Austrittsrekord bei der SPD


Die Sozialdemokraten haben im Jahr 2003 so viele Mitglieder verloren wie seit über 50 Jahren nicht mehr. Die Partei vonBundeskanzler Gerhard Schröder schrumpfte binnen zwölf Monaten um 43 096 Mitglieder auf nur noch 65 0798 Genossen Ende Dezember - ein Rückgang von 6,21 Prozent. Damit fiel die gesamtdeutsche Sozialdemokratie auf das Niveau der (West-)SPD des Jahres 1963 zurück. Am heftigsten reagierten im vergangenen Jahr die Genossen in den eher traditionsorientierten Landesverbänden Saarland und Nordrhein-Westfalen auf Schröders Reformpolitik.

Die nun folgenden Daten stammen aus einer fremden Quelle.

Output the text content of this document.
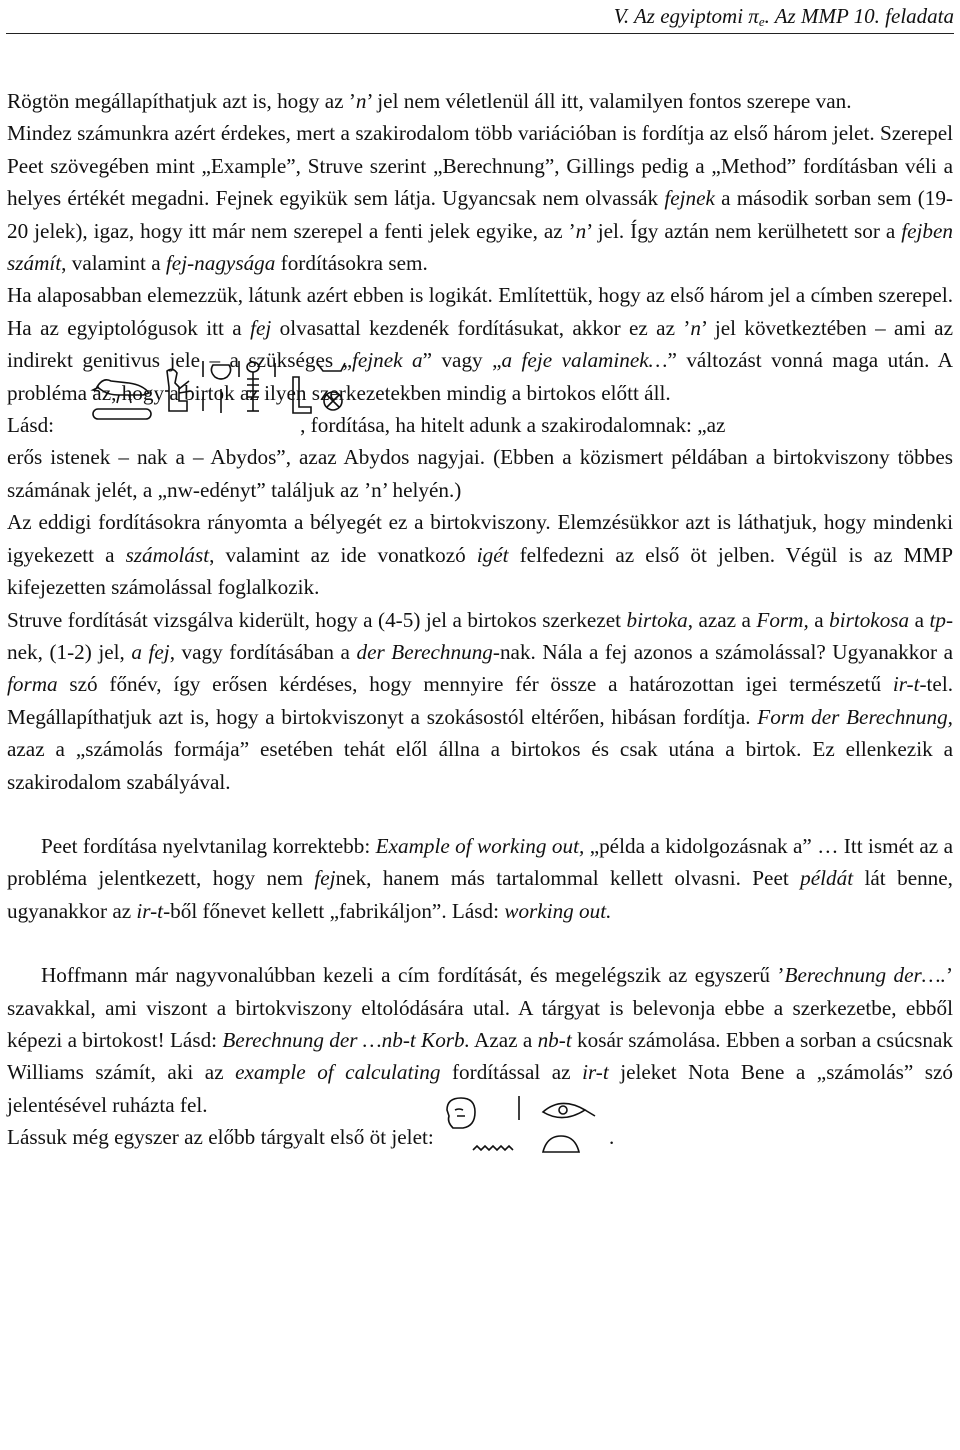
V. Az egyiptomi $\pi_e$. Az MMP 10. feladata

Rögtön megállapíthatjuk azt is, hogy az ’n’ jel nem véletlenül áll itt, valamilyen fontos szerepe van.

Mindez számunkra azért érdekes, mert a szakirodalom több variációban is fordítja az első három jelet. Szerepel Peet szövegében mint „Example”, Struve szerint „Berechnung”, Gillings pedig a „Method” fordításban véli a helyes értékét megadni. Fejnek egyikük sem látja. Ugyancsak nem olvassák fejnek a második sorban sem (19-20 jelek), igaz, hogy itt már nem szerepel a fenti jelek egyike, az ’n’ jel. Így aztán nem kerülhetett sor a fejben számít, valamint a fej-nagysága fordításokra sem.

Ha alaposabban elemezzük, látunk azért ebben is logikát. Említettük, hogy az első három jel a címben szerepel. Ha az egyiptológusok itt a fej olvasattal kezdenék fordításukat, akkor ez az ’n’ jel következtében – ami az indirekt genitivus jele – a szükséges „fejnek a” vagy „a feje valaminek…” változást vonná maga után. A probléma az, hogy a birtok az ilyen szerkezetekben mindig a birtokos előtt áll.

Lásd:	, fordítása, ha hitelt adunk a szakirodalomnak: „az

erős istenek – nak a – Abydos”, azaz Abydos nagyjai. (Ebben a közismert példában a birtokviszony többes számának jelét, a „nw-edényt” találjuk az ’n’ helyén.)

Az eddigi fordításokra rányomta a bélyegét ez a birtokviszony. Elemzésükkor azt is láthatjuk, hogy mindenki igyekezett a számolást, valamint az ide vonatkozó igét felfedezni az első öt jelben. Végül is az MMP kifejezetten számolással foglalkozik.

Struve fordítását vizsgálva kiderült, hogy a (4-5) jel a birtokos szerkezet birtoka, azaz a Form, a birtokosa a tp-nek, (1-2) jel, a fej, vagy fordításában a der Berechnung-nak. Nála a fej azonos a számolással? Ugyanakkor a forma szó főnév, így erősen kérdéses, hogy mennyire fér össze a határozottan igei természetű ir-t-tel. Megállapíthatjuk azt is, hogy a birtokviszonyt a szokásostól eltérően, hibásan fordítja. Form der Berechnung, azaz a „számolás formája” esetében tehát elől állna a birtokos és csak utána a birtok. Ez ellenkezik a szakirodalom szabályával.

Peet fordítása nyelvtanilag korrektebb: Example of working out, „példa a kidolgozásnak a” … Itt ismét az a probléma jelentkezett, hogy nem fejnek, hanem más tartalommal kellett olvasni. Peet példát lát benne, ugyanakkor az ir-t-ből főnevet kellett „fabrikáljon”. Lásd: working out.

Hoffmann már nagyvonalúbban kezeli a cím fordítását, és megelégszik az egyszerű ’Berechnung der….’ szavakkal, ami viszont a birtokviszony eltolódására utal. A tárgyat is belevonja ebbe a szerkezetbe, ebből képezi a birtokost! Lásd: Berechnung der …nb-t Korb. Azaz a nb-t kosár számolása. Ebben a sorban a csúcsnak Williams számít, aki az example of calculating fordítással az ir-t jeleket Nota Bene a „számolás” szó jelentésével ruházta fel.

Lássuk még egyszer az előbb tárgyalt első öt jelet:	.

Kein Landesverband oder Bezirk konnte zulegen. Am besten behaupteten sich noch - allerdings auf niedrigem Niveau - Mecklenburg-Vorpommern und Brandenburg. Immerhin standen den bundesweit 38 437 Austritten und den Verlusten durch Tod auch 10829 Neuanmeldungen gegenüber, davon waren über 44 Prozent im Juso-Alter von unter 35 Jahren.